Lorsch was one such center in these decades: The Lorsch Pharmacopoeia responds to the court scholars’ demand to equip future clerics with a basic knowledge of pharmacology, which until then had been regarded as a pagan discipline, with its preface, which can be counted among the key texts of the so-called Carolingian Renaissance; Lorsch responds to the demand to study the pagan classics, above all the poets, in the interest of a deeper penetration into the wisdom and beauty of the Holy Scriptures, with a remarkable reception of the Roman poet prince Virgil. If the contents of the Lorsch Library, of which around three hundred manuscript volumes have survived and which is now scattered across 73 libraries worldwide, had been better researched, more examples could probably be cited.

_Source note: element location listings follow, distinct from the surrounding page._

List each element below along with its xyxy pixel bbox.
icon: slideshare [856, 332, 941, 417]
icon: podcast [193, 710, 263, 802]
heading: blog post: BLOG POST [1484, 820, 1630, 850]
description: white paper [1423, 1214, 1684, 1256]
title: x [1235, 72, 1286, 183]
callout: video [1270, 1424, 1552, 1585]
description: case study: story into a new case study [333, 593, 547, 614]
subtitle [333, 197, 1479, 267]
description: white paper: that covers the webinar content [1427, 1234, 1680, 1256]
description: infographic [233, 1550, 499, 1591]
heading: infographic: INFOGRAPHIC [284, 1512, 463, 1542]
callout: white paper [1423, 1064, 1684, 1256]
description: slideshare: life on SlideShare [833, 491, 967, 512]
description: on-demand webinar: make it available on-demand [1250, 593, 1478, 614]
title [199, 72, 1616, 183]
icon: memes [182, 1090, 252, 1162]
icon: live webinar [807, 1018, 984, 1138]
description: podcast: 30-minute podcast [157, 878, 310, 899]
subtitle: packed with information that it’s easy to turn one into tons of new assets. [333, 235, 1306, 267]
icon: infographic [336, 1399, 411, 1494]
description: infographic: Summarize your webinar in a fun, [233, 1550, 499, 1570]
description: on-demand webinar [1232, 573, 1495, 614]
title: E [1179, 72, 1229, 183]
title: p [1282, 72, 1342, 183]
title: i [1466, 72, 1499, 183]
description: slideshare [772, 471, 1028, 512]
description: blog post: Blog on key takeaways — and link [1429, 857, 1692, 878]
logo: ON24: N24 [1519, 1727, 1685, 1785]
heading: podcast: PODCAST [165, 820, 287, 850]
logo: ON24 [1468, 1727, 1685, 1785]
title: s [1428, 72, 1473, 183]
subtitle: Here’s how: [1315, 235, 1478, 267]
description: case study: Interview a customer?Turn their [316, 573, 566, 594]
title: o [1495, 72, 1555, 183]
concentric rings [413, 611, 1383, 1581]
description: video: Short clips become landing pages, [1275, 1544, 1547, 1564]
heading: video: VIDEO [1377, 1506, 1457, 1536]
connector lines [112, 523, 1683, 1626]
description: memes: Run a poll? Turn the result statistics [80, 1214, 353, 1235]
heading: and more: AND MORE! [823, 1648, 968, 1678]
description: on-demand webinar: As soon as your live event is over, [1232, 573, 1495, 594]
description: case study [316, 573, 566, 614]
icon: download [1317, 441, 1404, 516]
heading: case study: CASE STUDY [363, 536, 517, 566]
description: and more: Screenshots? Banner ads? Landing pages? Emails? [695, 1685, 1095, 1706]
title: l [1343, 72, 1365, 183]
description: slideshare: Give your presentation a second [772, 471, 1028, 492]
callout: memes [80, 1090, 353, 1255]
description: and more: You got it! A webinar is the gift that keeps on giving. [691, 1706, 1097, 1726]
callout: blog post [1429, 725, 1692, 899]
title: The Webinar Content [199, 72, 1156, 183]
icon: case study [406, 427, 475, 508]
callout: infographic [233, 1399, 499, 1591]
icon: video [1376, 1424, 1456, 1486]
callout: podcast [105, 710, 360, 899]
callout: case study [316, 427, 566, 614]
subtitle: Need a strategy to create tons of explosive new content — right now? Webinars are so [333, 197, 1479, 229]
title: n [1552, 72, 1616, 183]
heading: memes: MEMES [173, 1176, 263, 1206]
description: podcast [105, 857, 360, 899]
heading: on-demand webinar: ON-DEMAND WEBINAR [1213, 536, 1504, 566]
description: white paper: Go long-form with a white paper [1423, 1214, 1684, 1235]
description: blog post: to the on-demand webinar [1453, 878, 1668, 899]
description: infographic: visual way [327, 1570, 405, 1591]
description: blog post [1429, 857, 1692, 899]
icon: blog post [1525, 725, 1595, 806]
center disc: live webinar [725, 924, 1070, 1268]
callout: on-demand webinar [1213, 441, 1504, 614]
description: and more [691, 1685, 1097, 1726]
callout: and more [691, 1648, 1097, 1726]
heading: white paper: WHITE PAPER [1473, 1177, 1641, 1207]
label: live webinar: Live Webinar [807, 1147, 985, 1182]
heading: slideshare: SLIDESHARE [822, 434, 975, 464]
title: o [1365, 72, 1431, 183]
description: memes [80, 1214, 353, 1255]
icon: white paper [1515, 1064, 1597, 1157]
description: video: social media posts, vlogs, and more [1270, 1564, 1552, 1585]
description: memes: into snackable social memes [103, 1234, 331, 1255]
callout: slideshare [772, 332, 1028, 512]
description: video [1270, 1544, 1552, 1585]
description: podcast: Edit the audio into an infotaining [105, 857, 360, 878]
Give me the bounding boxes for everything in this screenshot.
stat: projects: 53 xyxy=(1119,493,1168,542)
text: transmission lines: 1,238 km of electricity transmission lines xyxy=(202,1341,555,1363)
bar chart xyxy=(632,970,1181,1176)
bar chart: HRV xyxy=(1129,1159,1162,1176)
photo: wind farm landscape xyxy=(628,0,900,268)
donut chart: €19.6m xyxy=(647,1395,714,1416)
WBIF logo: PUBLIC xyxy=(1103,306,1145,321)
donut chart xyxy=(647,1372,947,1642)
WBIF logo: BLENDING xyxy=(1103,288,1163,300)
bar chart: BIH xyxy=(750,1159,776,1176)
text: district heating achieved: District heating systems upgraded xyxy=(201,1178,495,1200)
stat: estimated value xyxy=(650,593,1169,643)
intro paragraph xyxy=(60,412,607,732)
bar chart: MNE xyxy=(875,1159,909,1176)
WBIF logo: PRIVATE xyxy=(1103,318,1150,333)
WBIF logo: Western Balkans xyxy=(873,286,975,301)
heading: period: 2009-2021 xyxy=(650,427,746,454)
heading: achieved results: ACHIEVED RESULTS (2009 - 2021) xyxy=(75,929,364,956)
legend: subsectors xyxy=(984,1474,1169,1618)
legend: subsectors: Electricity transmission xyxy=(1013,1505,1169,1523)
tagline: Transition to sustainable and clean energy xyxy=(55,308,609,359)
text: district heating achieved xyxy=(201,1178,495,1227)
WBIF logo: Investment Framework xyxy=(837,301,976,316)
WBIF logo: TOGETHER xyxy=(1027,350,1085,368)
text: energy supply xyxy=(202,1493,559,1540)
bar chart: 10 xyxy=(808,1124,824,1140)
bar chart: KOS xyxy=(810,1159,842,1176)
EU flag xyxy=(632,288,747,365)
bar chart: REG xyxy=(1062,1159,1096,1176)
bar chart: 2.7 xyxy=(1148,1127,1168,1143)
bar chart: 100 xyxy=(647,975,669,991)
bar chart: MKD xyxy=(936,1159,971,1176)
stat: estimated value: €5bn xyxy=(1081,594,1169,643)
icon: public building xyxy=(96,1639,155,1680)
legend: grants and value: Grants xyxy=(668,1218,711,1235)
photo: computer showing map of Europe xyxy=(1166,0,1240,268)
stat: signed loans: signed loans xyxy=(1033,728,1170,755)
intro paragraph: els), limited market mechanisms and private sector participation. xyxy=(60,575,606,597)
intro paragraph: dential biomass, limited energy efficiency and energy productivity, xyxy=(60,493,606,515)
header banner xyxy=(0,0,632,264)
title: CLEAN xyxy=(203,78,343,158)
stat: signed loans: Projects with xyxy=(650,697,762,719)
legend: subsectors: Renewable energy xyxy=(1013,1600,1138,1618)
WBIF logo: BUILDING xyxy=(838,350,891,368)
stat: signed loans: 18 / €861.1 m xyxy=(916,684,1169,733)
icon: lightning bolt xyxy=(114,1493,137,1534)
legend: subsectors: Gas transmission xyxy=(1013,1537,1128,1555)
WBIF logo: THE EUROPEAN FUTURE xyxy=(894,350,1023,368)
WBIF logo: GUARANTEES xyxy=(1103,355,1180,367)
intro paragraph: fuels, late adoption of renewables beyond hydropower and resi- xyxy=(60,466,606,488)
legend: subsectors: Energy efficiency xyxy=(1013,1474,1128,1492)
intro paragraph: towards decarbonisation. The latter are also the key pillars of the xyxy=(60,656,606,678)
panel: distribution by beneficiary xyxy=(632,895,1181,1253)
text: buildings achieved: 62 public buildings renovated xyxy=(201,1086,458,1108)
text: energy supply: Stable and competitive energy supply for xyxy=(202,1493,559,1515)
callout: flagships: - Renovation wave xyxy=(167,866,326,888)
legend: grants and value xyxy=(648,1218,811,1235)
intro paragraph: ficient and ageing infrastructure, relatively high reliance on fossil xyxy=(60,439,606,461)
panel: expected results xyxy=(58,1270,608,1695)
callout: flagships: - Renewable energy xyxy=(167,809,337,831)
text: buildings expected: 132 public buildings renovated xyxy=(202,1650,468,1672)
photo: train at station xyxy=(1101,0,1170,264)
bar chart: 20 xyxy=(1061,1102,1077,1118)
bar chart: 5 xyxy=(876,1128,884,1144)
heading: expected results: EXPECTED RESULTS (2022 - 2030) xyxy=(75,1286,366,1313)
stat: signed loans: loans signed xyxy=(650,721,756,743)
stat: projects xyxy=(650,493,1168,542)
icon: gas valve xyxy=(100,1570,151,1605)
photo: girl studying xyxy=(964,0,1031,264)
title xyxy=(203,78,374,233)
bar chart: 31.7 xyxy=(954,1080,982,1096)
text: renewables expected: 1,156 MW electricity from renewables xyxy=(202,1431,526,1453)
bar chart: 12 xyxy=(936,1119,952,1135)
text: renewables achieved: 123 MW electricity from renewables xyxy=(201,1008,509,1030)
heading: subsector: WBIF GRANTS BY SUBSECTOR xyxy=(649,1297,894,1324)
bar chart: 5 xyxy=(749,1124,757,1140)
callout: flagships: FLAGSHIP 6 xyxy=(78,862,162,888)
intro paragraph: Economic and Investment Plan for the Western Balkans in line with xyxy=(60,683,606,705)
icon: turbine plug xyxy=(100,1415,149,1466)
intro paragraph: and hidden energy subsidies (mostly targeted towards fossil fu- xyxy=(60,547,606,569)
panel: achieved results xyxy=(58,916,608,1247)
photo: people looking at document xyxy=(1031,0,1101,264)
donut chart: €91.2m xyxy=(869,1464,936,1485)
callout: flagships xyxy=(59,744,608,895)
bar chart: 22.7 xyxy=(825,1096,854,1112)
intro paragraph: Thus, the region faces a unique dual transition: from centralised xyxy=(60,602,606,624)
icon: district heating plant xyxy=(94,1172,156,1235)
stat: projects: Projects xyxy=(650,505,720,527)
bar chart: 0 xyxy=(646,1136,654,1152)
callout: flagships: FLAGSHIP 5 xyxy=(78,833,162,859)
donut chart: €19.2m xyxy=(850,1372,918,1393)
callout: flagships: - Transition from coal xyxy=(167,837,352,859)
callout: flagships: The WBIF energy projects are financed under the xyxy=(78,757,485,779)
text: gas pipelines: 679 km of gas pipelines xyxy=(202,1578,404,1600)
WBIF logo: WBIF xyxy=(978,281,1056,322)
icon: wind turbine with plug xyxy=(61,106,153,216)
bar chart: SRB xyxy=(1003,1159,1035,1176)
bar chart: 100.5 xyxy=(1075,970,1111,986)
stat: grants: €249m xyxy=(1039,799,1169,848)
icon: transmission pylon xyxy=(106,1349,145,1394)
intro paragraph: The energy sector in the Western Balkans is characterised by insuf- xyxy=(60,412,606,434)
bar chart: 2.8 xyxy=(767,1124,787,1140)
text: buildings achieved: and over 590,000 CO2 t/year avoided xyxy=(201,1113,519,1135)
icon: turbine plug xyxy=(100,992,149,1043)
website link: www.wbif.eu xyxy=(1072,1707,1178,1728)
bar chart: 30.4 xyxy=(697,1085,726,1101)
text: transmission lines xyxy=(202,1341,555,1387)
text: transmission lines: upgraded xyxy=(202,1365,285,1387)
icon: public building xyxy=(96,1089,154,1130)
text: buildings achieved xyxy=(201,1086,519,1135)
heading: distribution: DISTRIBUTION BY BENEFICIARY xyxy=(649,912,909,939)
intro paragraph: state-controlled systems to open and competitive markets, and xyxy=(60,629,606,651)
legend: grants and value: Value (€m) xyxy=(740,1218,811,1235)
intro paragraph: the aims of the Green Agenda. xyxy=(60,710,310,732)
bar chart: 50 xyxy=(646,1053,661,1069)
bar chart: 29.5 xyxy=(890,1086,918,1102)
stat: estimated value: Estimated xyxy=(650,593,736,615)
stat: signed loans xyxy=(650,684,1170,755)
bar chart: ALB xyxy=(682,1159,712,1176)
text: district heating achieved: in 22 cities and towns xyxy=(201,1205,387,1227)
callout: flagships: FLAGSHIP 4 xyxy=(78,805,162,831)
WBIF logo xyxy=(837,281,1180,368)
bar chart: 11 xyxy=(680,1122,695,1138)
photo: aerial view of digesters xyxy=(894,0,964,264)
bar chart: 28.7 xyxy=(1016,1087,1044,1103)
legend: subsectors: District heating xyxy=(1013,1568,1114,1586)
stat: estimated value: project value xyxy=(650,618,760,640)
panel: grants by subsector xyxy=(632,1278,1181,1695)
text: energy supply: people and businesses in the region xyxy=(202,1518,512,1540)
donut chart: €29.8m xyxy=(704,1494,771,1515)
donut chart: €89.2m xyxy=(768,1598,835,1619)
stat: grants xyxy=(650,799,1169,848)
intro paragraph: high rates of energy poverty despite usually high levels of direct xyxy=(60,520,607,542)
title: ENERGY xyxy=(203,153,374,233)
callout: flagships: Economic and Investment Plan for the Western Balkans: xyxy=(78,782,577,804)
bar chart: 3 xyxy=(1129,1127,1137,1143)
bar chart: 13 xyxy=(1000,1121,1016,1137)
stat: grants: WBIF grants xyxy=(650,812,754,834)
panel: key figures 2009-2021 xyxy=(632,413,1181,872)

Lorsch is – and this can be said with a clear conscience at least for the end of the 8th century – a particularly active center for the consolidation of all available knowledge of the time, “networked” with the intellectual elite of the empire through its abbots. We cannot say with the same certainty whether it was also a place where knowledge was imparted – the (at least existing) traces of a monastic school and, strangely enough, the evidence of its own literary productions are too sparse. This makes the almost encyclopaedic collection of the library of St. Nazarius all the more impressive. Many centuries later, in the late phase of the abbey, many scholars came to Lorsch: scholarly professors from Heidelberg University, humanists searching for classical texts in the 15. and 16th century. One can understand the interest of Elector Ottheinrich in immediately securing the remaining library on the occasion of the dissolution of the monastery (probably in 1556/1557) and incorporating it into his court library and university library, the famous “Palatina”.